This study examined the co-evolution of socio-environmental conflict and territorial transformation in Las Bambas by combining annually reconstructed conflict influence zones with land-cover data. The results show that conflict and land-system change were closely intertwined over time rather than unfolding as separate processes.
As the conflict influence area expanded from a localized setting near the mine to a corridor-based and later broader territorial configuration, the affected land system became progressively more modified by human activity. The most intense conflict phases were accompanied by visible and measurable territorial changes, including the expansion of mining-related surfaces, the growth of agricultural mosaics and urban infrastructure, and hydrological alterations in wetlands and headwater zones. These transformations did not mechanically produce conflict on their own, but they appear to have acquired greater conflictive significance when interpreted through a context of procedural exclusion, weak participation, transport-related impacts, and unfulfilled commitments.
The clustering and association-rule analyses reinforce this interpretation.
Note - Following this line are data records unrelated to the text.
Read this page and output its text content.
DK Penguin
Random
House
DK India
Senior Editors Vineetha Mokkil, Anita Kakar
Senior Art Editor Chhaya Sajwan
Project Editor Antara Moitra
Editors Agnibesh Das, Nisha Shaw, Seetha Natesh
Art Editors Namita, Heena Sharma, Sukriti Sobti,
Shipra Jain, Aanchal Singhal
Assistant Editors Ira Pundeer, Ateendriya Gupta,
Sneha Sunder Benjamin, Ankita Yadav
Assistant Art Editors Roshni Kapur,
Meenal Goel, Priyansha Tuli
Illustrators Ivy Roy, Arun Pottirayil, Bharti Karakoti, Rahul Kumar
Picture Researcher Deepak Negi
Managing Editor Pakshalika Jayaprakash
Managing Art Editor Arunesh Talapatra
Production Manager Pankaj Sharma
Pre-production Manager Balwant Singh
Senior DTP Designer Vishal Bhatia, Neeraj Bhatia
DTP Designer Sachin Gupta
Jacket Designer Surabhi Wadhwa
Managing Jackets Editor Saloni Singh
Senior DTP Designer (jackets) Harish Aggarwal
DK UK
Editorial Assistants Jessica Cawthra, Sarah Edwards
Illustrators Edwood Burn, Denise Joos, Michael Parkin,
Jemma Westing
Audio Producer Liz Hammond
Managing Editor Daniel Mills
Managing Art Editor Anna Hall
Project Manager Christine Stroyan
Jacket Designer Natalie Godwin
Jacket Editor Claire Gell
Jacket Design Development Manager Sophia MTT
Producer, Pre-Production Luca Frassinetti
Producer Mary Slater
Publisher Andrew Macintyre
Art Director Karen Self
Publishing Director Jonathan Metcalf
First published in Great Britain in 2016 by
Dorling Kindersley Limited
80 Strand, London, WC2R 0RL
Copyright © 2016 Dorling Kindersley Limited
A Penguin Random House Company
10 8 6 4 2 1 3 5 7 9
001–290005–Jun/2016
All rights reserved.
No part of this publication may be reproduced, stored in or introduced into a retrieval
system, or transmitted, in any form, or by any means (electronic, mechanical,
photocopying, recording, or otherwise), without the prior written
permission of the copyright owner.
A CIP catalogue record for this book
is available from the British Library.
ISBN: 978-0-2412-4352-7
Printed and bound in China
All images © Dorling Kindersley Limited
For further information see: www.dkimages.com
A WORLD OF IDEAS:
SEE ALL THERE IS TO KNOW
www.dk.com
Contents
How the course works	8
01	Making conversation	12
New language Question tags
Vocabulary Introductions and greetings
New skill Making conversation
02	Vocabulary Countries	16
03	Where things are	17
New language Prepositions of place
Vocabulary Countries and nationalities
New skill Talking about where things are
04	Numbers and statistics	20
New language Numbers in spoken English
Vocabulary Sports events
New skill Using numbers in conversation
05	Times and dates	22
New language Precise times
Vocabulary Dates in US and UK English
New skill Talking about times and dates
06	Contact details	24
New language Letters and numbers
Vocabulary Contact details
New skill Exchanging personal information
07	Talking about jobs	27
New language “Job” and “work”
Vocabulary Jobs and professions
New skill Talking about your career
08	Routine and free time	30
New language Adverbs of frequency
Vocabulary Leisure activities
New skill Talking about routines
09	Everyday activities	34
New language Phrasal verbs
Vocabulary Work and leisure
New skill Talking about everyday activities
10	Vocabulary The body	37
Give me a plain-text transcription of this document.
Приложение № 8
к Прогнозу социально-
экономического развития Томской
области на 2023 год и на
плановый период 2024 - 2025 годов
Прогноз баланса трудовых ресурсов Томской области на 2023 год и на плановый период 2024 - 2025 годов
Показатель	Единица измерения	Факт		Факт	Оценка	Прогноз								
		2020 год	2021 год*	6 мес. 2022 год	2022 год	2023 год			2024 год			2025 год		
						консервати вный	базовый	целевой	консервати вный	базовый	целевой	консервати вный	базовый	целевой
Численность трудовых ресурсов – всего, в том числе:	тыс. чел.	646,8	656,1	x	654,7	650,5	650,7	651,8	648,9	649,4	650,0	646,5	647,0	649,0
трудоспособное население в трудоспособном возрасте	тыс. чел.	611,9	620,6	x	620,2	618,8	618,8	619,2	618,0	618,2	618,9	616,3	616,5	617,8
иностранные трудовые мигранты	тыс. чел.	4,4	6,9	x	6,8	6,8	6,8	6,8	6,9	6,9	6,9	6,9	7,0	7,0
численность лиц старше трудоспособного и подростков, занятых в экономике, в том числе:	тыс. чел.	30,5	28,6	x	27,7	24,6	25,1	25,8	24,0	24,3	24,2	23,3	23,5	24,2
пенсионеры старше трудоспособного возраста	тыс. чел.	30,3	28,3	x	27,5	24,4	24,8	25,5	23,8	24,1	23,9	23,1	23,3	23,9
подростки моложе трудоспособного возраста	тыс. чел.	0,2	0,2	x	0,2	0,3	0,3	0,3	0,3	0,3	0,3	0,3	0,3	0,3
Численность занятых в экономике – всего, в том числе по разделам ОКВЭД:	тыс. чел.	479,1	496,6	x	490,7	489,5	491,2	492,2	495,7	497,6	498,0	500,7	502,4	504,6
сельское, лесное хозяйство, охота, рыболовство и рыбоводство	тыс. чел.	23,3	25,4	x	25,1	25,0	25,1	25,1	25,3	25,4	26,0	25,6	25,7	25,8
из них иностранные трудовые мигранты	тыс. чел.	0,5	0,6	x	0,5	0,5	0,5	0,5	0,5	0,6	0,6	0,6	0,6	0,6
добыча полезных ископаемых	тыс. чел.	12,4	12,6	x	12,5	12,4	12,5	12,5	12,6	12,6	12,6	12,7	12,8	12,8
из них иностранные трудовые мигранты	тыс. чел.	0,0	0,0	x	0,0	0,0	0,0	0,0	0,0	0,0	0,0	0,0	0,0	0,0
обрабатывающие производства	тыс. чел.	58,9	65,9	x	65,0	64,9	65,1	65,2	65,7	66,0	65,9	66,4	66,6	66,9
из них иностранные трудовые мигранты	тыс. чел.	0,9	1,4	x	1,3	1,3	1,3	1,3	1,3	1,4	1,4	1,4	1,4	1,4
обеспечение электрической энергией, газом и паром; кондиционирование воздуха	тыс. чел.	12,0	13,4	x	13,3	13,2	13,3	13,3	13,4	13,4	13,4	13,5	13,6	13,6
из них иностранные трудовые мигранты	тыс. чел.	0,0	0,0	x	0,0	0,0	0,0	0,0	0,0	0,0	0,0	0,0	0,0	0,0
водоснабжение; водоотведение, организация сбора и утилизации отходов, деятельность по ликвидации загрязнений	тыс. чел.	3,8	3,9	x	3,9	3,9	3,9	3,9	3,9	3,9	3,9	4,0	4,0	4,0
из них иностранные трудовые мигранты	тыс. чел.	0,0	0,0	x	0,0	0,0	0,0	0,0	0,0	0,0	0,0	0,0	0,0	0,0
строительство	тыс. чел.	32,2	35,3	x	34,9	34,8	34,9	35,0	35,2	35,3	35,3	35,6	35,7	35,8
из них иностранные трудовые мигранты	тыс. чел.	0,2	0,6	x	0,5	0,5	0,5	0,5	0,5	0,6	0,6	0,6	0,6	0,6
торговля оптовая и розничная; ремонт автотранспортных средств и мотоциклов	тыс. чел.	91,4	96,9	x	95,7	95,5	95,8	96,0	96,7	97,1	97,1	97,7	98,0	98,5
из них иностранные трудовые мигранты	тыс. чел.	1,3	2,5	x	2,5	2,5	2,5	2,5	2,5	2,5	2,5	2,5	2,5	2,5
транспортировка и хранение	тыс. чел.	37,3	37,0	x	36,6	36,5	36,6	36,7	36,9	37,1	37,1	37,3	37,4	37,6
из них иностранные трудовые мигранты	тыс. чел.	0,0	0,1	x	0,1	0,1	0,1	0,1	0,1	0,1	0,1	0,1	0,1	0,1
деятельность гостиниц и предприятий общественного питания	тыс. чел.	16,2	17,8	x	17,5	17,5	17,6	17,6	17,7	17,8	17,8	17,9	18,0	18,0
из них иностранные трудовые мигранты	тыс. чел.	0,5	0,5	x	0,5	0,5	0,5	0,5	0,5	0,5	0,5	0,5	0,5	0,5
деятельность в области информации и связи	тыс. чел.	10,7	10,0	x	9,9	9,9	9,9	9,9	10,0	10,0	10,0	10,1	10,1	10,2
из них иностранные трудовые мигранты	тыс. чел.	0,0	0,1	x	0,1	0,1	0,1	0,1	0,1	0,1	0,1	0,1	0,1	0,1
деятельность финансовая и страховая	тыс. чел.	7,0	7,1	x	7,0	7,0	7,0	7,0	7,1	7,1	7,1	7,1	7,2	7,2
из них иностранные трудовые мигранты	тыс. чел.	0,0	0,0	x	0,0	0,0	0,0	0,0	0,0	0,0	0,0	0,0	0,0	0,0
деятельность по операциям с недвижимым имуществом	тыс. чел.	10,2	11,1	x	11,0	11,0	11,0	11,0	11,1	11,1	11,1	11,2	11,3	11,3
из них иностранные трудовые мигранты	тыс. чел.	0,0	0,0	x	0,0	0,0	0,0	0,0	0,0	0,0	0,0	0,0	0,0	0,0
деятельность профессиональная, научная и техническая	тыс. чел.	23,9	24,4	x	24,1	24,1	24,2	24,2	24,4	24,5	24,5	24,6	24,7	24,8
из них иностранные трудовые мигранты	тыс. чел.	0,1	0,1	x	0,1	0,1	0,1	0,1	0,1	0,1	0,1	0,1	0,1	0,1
Rather than reflecting a single recurring grievance, the Las Bambas trajectory was characterized by multiple conflict types that emerged, expanded, overlapped, and reappeared across successive territorial phases. At the same time, the recurrent co-occurrence of environmental complaints with governance failures and logistical grievances suggests that conflict escalation was shaped by interacting rather than isolated causes. Across these configurations, unfulfilled commitments emerged as the most persistent structural driver.
Methodologically, the dynamic polygon approach offers a replicable framework for linking conflict records with measurable land-system change. By moving beyond static administrative units or concession boundaries, the approach captures the shifting geography of dispute and connects it directly to environmental indicators. In doing so, it helps bridge qualitative conflict analysis and quantitative spatial evidence in extractive regions.
The implications extend beyond the Las Bambas case. Integrating social conflict monitoring with systematic land-cover observation could strengthen early-warning systems, improve environmental oversight, and support more adaptive and territorially informed governance strategies. Future research could refine and extend this framework by improving the spatial precision of conflict delineation, incorporating additional biophysical indicators such as water quality or vegetation productivity, and testing its applicability in other mining regions.

Author Contributions

Conceptualization, S.E. and Á.T.; methodology, S.E., R.C. and Á.T.; software, R.C. and L.S.; validation, S.E., Á.T. and L.S.; formal analysis, R.C. and L.S.; investigation, S.E. and R.C.; resources, S.E.; data curation, R.C. and L.S.; writing—original draft preparation, S.E.; writing—review and editing, S.E., R.C., Á.T. and L.S.; visualization, R.C., S.E. and L.S.; supervision, S.E. and Á.T.; project administration, S.E.; funding acquisition, S.E. All authors have read and agreed to the published version of the manuscript.

Funding

This research was supported by an internal research grant from the Vice Rectorate for Research (VRI) of Universidad del Pacífico, Lima, Peru (Project No. 3010108224).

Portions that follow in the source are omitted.